Sophos relies on cross-industry teamwork in its AI developments. With a new approach, SophosAI relies on the public sharing of information and thus promotes cross-manufacturer interaction in the IT security industry
Sophos announces four new developments in Open Artificial Intelligence (AI) that will help improve cyber-attack protection across the industry. This includes data sets, tools and methods that are intended to promote collaboration in the security industry and joint innovation. With this, Sophos has reached another milestone in its goal of making data science achievements more accessible and the use of AI in cybersecurity more transparent - all with the aim of better protecting companies from cybercrime.
AI teamwork for more cybersecurity
While it is common practice in other industries to openly share AI methods and insights, cybersecurity is lagging behind in these efforts. The result is a rather unclear understanding of how AI can help protect against cyber threats. Sophos and his team of SophosAI data experts are pushing the open approach so that IT managers, security analysts, CFOs, CEOs and other security decision-makers can discuss and evaluate the benefits of AI on the most consistent knowledge base possible.
SophosAI initiative
“With the new SophosAI initiative and the disclosure of research results, we want to make our contribution to how AI is positioned and discussed in the field of cybersecurity. Today's disagreement with opaque or cautious statements about the capabilities or effectiveness of AI makes it difficult or impossible for customers to understand or validate them. This creates skepticism and hinders future progress precisely when we are experiencing major breakthroughs, ”said Joe Levy, chief technology officer at Sophos. “Correcting this situation through standards or regulation is not going to happen quickly enough. Instead, it takes more grassroots effort to develop a set of practices, honest evaluations, and language that will move the industry forward in an open and transparent manner. "
High potential of AI
Given the immense potential of AI in cybersecurity, this change can hardly be overstated. Sophos findings show that organizations are increasingly faced with human adversaries who are constantly improving their attacks. You launch highly contextual Business E-Mail Compromise (BEC) campaigns or develop new ransomware attacks. A scalable and effective defense against cyber attacks requires the support of AI.
Sophos provides data sets, tools and methods in four key areas
SOREL-20M dataset for faster malware detection research
SOREL-20M is a joint project between SophosAI and ReversingLabs. It is a production-ready data set with metadata, labels and functions for 20 million Windows Portable Executable (PE) files. It is available for download and contains 10 million defused malware samples to conduct research into extracting features to accelerate industry-wide security improvements. This dataset is the first publicly available production-scale malware research dataset including a curated and tagged set of samples and security-related metadata.

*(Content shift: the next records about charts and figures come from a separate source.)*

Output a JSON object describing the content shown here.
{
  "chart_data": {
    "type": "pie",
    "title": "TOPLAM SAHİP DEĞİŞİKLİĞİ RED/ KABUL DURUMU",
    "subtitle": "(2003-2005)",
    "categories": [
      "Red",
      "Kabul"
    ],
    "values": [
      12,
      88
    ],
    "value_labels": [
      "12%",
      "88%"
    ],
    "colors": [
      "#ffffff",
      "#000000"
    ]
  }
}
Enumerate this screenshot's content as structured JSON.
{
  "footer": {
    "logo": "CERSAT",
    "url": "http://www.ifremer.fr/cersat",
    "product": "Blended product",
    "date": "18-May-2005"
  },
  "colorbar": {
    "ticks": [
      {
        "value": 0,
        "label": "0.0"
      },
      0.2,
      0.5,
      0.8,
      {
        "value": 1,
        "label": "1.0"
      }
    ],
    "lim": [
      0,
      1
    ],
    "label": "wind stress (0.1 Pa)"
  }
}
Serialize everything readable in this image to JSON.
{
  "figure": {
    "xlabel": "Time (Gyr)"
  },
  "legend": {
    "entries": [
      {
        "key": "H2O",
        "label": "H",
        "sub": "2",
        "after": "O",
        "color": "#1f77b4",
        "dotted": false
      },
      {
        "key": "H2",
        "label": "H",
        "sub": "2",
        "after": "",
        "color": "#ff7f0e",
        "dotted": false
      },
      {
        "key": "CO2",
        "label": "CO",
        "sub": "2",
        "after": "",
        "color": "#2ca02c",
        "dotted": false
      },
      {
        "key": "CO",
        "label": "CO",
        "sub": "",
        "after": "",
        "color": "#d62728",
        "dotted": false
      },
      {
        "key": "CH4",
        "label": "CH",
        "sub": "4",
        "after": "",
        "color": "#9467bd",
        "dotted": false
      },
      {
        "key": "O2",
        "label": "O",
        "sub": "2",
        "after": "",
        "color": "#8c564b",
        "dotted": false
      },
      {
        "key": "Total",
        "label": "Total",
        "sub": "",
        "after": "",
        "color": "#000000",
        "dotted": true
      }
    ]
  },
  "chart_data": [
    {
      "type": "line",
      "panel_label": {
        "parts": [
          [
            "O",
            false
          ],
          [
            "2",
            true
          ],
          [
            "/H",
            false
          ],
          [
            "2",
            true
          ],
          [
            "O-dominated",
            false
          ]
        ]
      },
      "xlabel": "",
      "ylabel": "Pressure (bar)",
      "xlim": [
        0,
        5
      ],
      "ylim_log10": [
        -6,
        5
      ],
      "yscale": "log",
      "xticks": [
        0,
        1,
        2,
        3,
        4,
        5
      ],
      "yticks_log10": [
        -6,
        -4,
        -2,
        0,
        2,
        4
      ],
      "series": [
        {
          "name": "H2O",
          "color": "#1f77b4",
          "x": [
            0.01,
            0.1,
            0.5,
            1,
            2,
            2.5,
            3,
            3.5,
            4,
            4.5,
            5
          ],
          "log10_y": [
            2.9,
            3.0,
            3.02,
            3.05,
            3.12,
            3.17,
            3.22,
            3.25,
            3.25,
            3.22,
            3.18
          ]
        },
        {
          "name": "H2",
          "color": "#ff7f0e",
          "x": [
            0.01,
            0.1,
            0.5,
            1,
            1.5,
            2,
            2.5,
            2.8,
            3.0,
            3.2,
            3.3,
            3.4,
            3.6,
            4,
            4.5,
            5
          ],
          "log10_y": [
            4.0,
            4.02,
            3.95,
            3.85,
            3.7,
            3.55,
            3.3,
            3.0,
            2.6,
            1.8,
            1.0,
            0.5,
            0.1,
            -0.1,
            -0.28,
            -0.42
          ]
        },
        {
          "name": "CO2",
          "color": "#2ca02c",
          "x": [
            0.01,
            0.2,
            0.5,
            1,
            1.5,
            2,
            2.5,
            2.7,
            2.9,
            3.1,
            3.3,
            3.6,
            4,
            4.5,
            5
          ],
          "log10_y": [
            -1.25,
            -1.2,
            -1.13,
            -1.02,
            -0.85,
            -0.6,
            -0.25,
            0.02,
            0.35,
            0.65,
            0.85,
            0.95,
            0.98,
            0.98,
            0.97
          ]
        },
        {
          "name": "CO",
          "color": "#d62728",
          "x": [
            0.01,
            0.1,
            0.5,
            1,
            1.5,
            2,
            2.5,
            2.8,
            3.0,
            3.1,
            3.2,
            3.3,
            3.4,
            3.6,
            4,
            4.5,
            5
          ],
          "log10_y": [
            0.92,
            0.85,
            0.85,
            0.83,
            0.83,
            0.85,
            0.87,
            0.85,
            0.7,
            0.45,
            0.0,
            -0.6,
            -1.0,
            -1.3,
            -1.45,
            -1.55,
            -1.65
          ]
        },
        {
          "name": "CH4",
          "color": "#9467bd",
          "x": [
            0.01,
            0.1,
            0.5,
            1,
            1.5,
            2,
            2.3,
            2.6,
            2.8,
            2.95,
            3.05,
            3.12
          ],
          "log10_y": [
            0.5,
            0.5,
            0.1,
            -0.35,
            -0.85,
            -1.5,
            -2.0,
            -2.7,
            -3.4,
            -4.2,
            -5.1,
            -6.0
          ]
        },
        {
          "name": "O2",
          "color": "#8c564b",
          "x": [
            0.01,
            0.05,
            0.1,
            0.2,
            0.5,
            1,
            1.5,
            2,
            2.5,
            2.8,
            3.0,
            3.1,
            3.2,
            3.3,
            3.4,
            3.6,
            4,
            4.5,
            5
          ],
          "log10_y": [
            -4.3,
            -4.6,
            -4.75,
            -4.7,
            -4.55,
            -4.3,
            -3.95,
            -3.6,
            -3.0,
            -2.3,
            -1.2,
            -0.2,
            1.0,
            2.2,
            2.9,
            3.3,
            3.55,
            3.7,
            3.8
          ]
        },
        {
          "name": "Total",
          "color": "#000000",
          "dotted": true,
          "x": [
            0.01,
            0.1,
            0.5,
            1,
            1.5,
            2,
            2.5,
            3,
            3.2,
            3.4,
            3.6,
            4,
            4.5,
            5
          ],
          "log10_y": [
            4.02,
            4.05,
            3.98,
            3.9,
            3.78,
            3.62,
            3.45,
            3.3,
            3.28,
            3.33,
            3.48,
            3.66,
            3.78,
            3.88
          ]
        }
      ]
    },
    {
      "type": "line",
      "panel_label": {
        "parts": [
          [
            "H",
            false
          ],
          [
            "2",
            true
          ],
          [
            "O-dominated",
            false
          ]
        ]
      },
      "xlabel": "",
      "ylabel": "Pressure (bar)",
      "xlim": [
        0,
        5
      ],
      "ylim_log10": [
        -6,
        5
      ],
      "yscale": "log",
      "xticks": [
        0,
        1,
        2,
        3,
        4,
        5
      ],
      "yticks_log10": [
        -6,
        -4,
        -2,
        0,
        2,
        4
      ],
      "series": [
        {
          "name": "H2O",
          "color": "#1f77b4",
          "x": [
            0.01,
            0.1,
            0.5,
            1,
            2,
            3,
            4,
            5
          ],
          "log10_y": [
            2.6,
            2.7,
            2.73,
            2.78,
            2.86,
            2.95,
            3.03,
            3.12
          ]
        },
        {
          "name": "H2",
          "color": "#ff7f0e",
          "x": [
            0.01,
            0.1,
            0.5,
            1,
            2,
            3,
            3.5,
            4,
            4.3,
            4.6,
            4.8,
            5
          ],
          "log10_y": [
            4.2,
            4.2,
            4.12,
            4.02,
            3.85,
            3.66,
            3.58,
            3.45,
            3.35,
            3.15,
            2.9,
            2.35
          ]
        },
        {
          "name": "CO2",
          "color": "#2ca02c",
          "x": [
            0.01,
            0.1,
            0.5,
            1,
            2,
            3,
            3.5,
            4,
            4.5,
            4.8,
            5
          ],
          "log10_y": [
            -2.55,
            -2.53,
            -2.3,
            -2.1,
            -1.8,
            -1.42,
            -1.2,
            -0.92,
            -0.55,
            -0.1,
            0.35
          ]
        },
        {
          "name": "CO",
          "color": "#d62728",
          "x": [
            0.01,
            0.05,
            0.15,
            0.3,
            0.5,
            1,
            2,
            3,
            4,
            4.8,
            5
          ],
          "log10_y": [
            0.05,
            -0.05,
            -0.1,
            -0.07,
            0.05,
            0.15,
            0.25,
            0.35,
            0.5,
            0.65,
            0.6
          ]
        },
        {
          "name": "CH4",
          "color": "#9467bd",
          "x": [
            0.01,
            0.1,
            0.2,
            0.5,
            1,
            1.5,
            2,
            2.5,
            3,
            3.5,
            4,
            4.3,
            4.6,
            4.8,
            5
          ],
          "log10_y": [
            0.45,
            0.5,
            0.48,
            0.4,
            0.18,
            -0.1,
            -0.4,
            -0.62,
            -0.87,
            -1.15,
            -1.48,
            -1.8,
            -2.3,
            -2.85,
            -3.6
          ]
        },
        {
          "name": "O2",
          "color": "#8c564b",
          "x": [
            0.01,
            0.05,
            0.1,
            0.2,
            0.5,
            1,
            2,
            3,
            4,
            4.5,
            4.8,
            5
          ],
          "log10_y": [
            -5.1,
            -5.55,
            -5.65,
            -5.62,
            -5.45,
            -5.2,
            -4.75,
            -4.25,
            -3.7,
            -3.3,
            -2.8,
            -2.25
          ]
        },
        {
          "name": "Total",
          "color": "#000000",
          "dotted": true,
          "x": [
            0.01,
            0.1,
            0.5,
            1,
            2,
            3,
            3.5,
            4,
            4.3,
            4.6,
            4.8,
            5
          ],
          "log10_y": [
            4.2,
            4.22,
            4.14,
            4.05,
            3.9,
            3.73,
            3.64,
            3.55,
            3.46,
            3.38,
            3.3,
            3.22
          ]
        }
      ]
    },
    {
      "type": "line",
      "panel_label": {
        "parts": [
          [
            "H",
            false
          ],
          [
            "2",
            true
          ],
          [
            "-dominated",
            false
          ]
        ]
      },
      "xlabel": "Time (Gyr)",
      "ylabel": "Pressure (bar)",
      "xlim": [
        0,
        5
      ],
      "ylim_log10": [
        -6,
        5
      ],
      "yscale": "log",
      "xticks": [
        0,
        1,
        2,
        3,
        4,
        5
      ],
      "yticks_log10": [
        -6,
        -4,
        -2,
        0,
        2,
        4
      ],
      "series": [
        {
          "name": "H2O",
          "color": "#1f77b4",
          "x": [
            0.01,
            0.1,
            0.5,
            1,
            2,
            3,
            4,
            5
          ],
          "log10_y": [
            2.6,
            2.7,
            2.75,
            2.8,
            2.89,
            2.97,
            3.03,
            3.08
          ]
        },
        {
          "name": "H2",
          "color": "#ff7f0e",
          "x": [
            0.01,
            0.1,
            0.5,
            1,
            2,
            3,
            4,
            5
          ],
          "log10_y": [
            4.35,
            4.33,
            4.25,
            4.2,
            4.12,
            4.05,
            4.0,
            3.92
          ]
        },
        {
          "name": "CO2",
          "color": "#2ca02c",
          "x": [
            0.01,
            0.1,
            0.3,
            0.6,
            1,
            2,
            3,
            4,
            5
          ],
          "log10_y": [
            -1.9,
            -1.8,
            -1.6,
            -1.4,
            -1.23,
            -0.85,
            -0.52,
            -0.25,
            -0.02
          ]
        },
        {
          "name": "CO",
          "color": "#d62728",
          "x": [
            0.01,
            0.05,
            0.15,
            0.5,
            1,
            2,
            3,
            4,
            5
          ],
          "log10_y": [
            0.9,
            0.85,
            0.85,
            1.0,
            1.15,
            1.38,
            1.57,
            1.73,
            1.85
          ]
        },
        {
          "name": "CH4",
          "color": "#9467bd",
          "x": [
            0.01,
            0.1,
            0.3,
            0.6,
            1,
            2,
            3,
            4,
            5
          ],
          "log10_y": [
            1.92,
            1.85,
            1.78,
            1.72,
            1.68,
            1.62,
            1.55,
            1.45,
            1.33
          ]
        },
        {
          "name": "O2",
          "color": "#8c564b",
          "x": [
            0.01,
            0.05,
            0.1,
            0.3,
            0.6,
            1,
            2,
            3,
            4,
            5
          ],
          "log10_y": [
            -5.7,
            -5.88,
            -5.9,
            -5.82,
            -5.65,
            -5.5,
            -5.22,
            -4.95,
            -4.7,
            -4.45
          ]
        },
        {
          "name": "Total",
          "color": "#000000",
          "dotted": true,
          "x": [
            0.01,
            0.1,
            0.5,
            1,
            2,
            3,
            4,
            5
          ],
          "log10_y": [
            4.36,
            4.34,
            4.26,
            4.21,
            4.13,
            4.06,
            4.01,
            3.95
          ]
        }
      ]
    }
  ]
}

AI-based impersonation protection method
SophosAI Impersonation Protection is designed to protect against email spearphishing attacks, where people pose as important contacts to deceive recipients and take harmful actions. The new protection compares the sender of incoming e-mails with the names of executives and reports potentially suspicious messages. In particular, this includes the names that are most frequently misused in a spearphishing attack, for example by a CEO, CFO or managing director. Sophos trained the underlying AI with millions of known attack emails and publicly discussed the new approach at Defcon 28 and in an Arxiv report.
Digital epidemiology techniques to identify undetected malware
SophosAI has developed a number of epidemiologically inspired statistical models to estimate the spread of malware infections in order to better estimate the amount of PE files and, in turn, to better find the famous needle in the haystack. These models were made public to help identify malware that may have been overlooked or misclassified, or “future” malware that attackers are currently developing. The model is expandable to other file classes and information system artifacts and is also discussed in the Sophos 2021 Threat Report.
Tools for automatic signature creation with YaraML
Creating signatures for the detection of malware families is a tedious manual process. Over the years a variety of methods for automatic signature generation have been introduced, but most of them have not been adopted because they do not do justice to the manual processes. SophosAI has developed a new method for automatic signature generation called YaraML, which differs significantly from previous options in that it uses an AI-based approach to solving the problem. SophosAI compiles fully-fledged, industry-standard “strength machine learning” models from commercial security products directly into signature languages, with the AI essentially enabling the “writing” of the signatures. This method is proving to be far more effective than previous approaches and represents a breakthrough for cybersecurity. SophosAI makes YaraML available as open source.
More on this in the AI blog at Sophos.com
About Sophos More than 100 million users in 150 countries trust Sophos. We offer the best protection against complex IT threats and data loss. Our comprehensive security solutions are easy to deploy, use and manage. They offer the lowest total cost of ownership in the industry. Sophos offers award-winning encryption solutions, security solutions for endpoints, networks, mobile devices, email and the web. In addition, there is support from SophosLabs, our worldwide network of our own analysis centers. The Sophos headquarters are in Boston, USA and Oxford, UK.